En 2011, j’ai eu le bonheur de visiter Prague pour une semaine. Un matin dans ma chambre à l’hôtel, j’ai eu la curiosité d’allumer le poste de télévision. Je suis tombé sur une fiction, un épisode de série du cru. J’ai été très surpris : on voyait un cordonnier à l’œuvre. C’était fascinant. L’homme était visiblement concentré, tout à sa matière, tout à son art. Puis dans la scène suivante, c’était un ouvrier qui portait des câbles électriques, comme s’il faisait ça tous les jours. Peu de dire que j’étais stupéfait : la télévision montrait des gens en train de travailler ! Une image tellement rare en France qu’on peut effectivement penser que le sens des réalités a été perdu par chez nous, s’il a jamais existé. Je n’étais pas né à l’époque du Front Populaire, c’est à se demander comment il a bien pu avoir lieu ! Si le travail n’existe pas à l’écran, alors le droit du travail n’a aucune consistance non plus. Il y a des écureuils dans la forêt comme il y a 5 semaines de congés et désormais une retraite à 64 ans. Le pouvoir va encore bien rire pendant les années qui viennent.
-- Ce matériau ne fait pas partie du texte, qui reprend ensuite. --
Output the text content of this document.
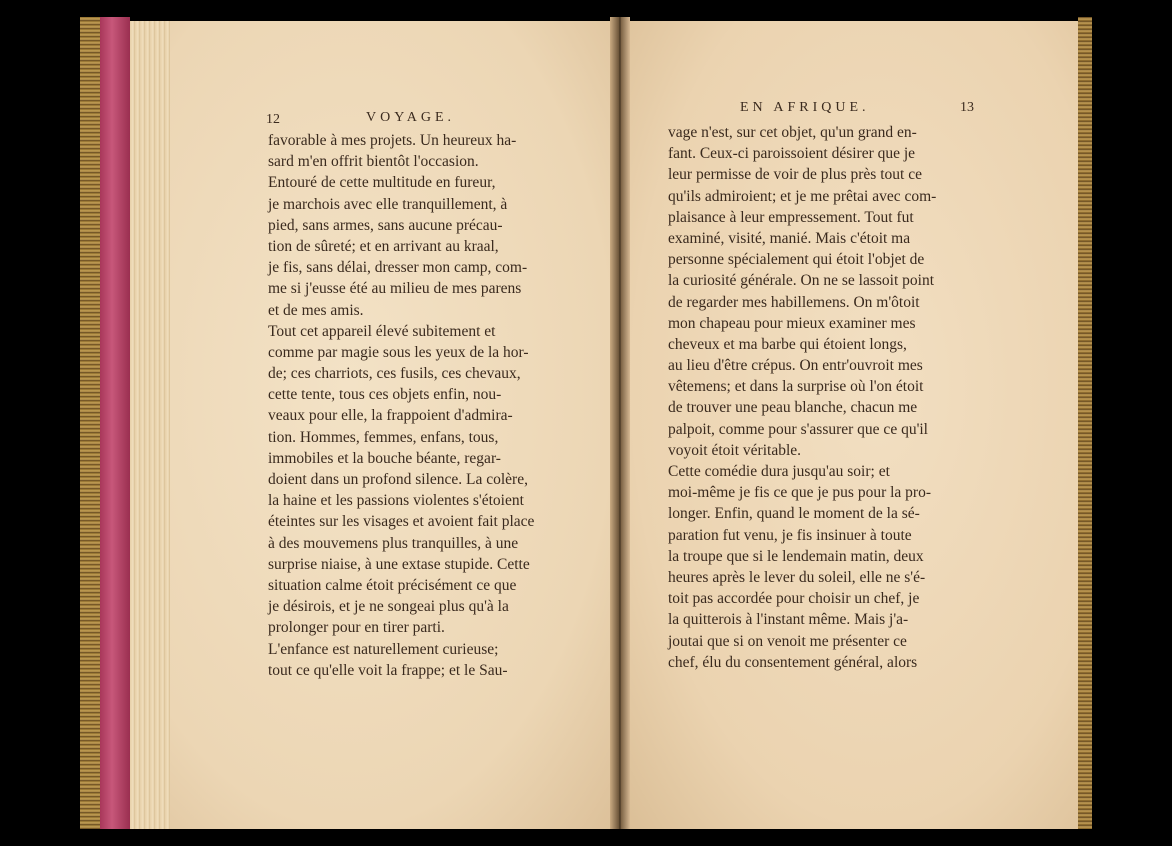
12	VOYAGE.
EN AFRIQUE.	13
favorable à mes projets. Un heureux ha-
sard m'en offrit bientôt l'occasion.
Entouré de cette multitude en fureur,
je marchois avec elle tranquillement, à
pied, sans armes, sans aucune précau-
tion de sûreté; et en arrivant au kraal,
je fis, sans délai, dresser mon camp, com-
me si j'eusse été au milieu de mes parens
et de mes amis.
Tout cet appareil élevé subitement et
comme par magie sous les yeux de la hor-
de; ces charriots, ces fusils, ces chevaux,
cette tente, tous ces objets enfin, nou-
veaux pour elle, la frappoient d'admira-
tion. Hommes, femmes, enfans, tous,
immobiles et la bouche béante, regar-
doient dans un profond silence. La colère,
la haine et les passions violentes s'étoient
éteintes sur les visages et avoient fait place
à des mouvemens plus tranquilles, à une
surprise niaise, à une extase stupide. Cette
situation calme étoit précisément ce que
je désirois, et je ne songeai plus qu'à la
prolonger pour en tirer parti.
L'enfance est naturellement curieuse;
tout ce qu'elle voit la frappe; et le Sau-
vage n'est, sur cet objet, qu'un grand en-
fant. Ceux-ci paroissoient désirer que je
leur permisse de voir de plus près tout ce
qu'ils admiroient; et je me prêtai avec com-
plaisance à leur empressement. Tout fut
examiné, visité, manié. Mais c'étoit ma
personne spécialement qui étoit l'objet de
la curiosité générale. On ne se lassoit point
de regarder mes habillemens. On m'ôtoit
mon chapeau pour mieux examiner mes
cheveux et ma barbe qui étoient longs,
au lieu d'être crépus. On entr'ouvroit mes
vêtemens; et dans la surprise où l'on étoit
de trouver une peau blanche, chacun me
palpoit, comme pour s'assurer que ce qu'il
voyoit étoit véritable.
Cette comédie dura jusqu'au soir; et
moi-même je fis ce que je pus pour la pro-
longer. Enfin, quand le moment de la sé-
paration fut venu, je fis insinuer à toute
la troupe que si le lendemain matin, deux
heures après le lever du soleil, elle ne s'é-
toit pas accordée pour choisir un chef, je
la quitterois à l'instant même. Mais j'a-
joutai que si on venoit me présenter ce
chef, élu du consentement général, alors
Parmi les ouvriers qui exécutent des travaux pénibles et rejoignent « le mouvement », certains pensent à leur future RQTH en croyant que ça va les sauver ou se fantasment des reconversions. Ils aiment à s’observer souffrir et attendent la pitié du reste du corps social, lequel prend chair immédiate dans les employés des institutions qui les prennent en charge. D’autres se sentent forts, invincibles, et prêts à affronter tous les défis. Le chômage ne leur fait pas peur, les accidents arrivent, ils sont conjoncturels et non structurels. Quand ils seront vieux, ils se débrouilleront. Pour les premiers comme pour les seconds, il ne saurait être question d’efficacité dans la contestation. Ils ne cherchent pas à contester, seulement à exister. Peu importent les parapluies troués qu’on leur tend, ils ignoreront la pluie et continueront à rire ou à pleurer.